When we got our first pet after our marriage, my husband kept telling everyone that he was okay with me getting a pet–like he was so kind and he did me this favor. Two decades later when God revealed that he was a psychopath, it made sense. He’d tell stories from his childhood about animals in the neighborhood that would turn up dead, and then try to share the gory details–to which I always told him to STOP! It became apparent that HE had been the one to kill and mutilate these innocent animals.
[Edited by ACFJ here.]
Abusers will use ANYTHING as a platform to abuse from….whatever they can use to justify their “righteous” anger knowing that the majority of people in their sphere will back them up even when they commit atrocities under whatever guise they’ve decided to use such as caring about animals, nature, the planet, tofu, nuggies, ……………just another jolly holiday for the psychopath!
I’m sure there’s a correlation. If someone’s going to treat humans as puppets that exist for their convenience, you can be sure they’re treating animals the same way.
One person who knew my abuser(s), when told, paused and thought and commented that the abuser(s) “always had been mean to the cats”.
Before I left town, I took my cat to the vet. She was confused and worried, but okay…until I took her in the door, when she went to outright terror in a manner that had only ever been triggered by a particular person. I commented that my cat was acting as if that particular person was around, and at checkout they confirmed that person had been there earlier that day, hours before. There were several disconcerted murmurs about that while they eyed my cat’s body language, so I hope they understood, for the sake of that person’s current pets.
Wow! This post was so triggering it took me several days to respond.
I grew up with an abusive father who abused me sexually and emotionally. The whole family was quite intimidated by him. He used to constantly yell at and belittle my mother, and he controlled the finances.
This post reminded me of one more thing.

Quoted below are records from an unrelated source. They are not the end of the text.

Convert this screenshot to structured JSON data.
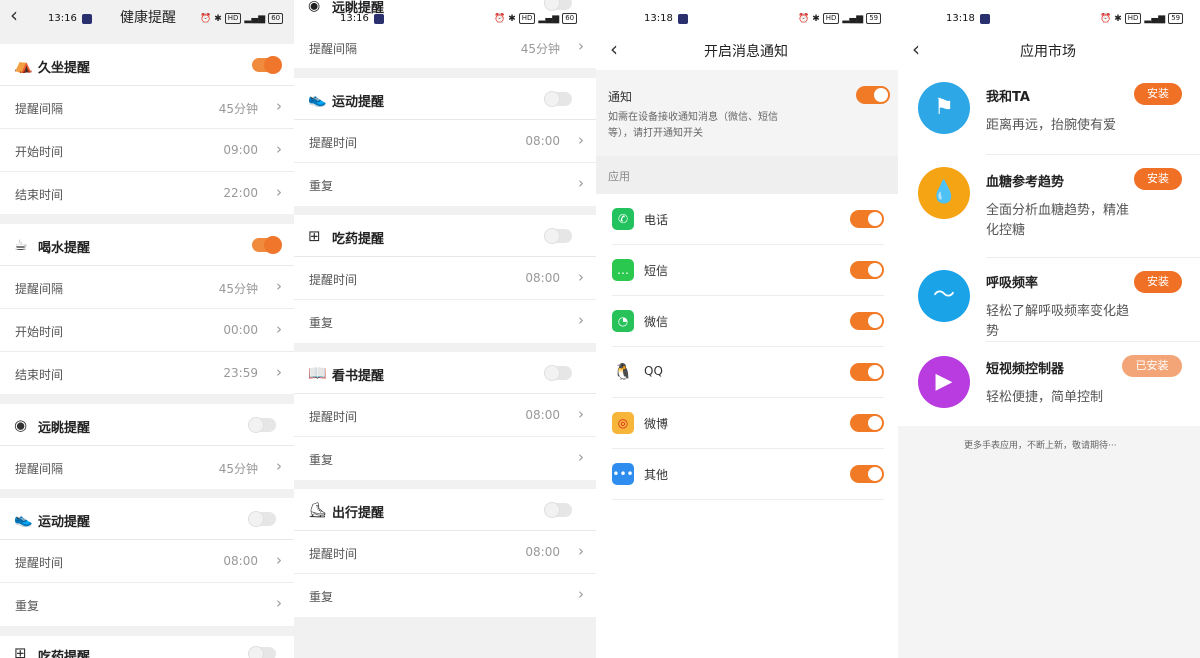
{
  "status": {
    "p1_time": "13:16",
    "p2_time": "13:16",
    "p3_time": "13:18",
    "p4_time": "13:18",
    "battery_p12": "60",
    "battery_p34": "59"
  },
  "panel1": {
    "title": "健康提醒",
    "sedentary": {
      "title": "久坐提醒",
      "interval_label": "提醒间隔",
      "interval_value": "45分钟",
      "start_label": "开始时间",
      "start_value": "09:00",
      "end_label": "结束时间",
      "end_value": "22:00"
    },
    "water": {
      "title": "喝水提醒",
      "interval_label": "提醒间隔",
      "interval_value": "45分钟",
      "start_label": "开始时间",
      "start_value": "00:00",
      "end_label": "结束时间",
      "end_value": "23:59"
    },
    "eye": {
      "title": "远眺提醒",
      "interval_label": "提醒间隔",
      "interval_value": "45分钟"
    },
    "sport": {
      "title": "运动提醒",
      "time_label": "提醒时间",
      "time_value": "08:00",
      "repeat_label": "重复"
    },
    "medicine": {
      "title": "吃药提醒"
    }
  },
  "panel2": {
    "eye": {
      "title": "远眺提醒",
      "interval_label": "提醒间隔",
      "interval_value": "45分钟"
    },
    "sport": {
      "title": "运动提醒",
      "time_label": "提醒时间",
      "time_value": "08:00",
      "repeat_label": "重复"
    },
    "medicine": {
      "title": "吃药提醒",
      "time_label": "提醒时间",
      "time_value": "08:00",
      "repeat_label": "重复"
    },
    "reading": {
      "title": "看书提醒",
      "time_label": "提醒时间",
      "time_value": "08:00",
      "repeat_label": "重复"
    },
    "travel": {
      "title": "出行提醒",
      "time_label": "提醒时间",
      "time_value": "08:00",
      "repeat_label": "重复"
    }
  },
  "panel3": {
    "title": "开启消息通知",
    "notify_title": "通知",
    "notify_desc_1": "如需在设备接收通知消息（微信、短信",
    "notify_desc_2": "等），请打开通知开关",
    "apps_header": "应用",
    "apps": [
      "电话",
      "短信",
      "微信",
      "QQ",
      "微博",
      "其他"
    ]
  },
  "panel4": {
    "title": "应用市场",
    "items": [
      {
        "name": "我和TA",
        "desc": "距离再远，抬腕使有爱",
        "btn": "安装"
      },
      {
        "name": "血糖参考趋势",
        "desc": "全面分析血糖趋势，精准化控糖",
        "btn": "安装"
      },
      {
        "name": "呼吸频率",
        "desc": "轻松了解呼吸频率变化趋势",
        "btn": "安装"
      },
      {
        "name": "短视频控制器",
        "desc": "轻松便捷，简单控制",
        "btn": "已安装"
      }
    ],
    "footer": "更多手表应用，不断上新，敬请期待···"
  },
  "colors": {
    "accent": "#f07026",
    "toggle_off": "#e6e6e6"
  },
  "icons": {
    "sedentary": "chair-icon",
    "water": "cup-icon",
    "eye": "eye-icon",
    "sport": "shoe-icon",
    "medicine": "medicine-box-icon",
    "reading": "book-icon",
    "travel": "sneaker-icon"
  }
}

My father used to beat and kick the family dog. Our dog was a huge black lab mix. He was a little excitable during the puppy stage, but overall he was such a sweet, docile, gentle animal who wouldn’t hurt anyone. He was such a good friend during my growing up years. R.I.P., sweet puppy. I’m so glad our abuser finally left so that you could spend your elder years in peace.
(((hugs))) to you, Wary Witness.
“He” once yanked on our dog’s leash so hard that it bruised her esophagus. His anger got progressively worse over the years, and I only wish I’d known about NPD 30 years ago to have possibly caught it before it escalated into the contempt he eventually showed.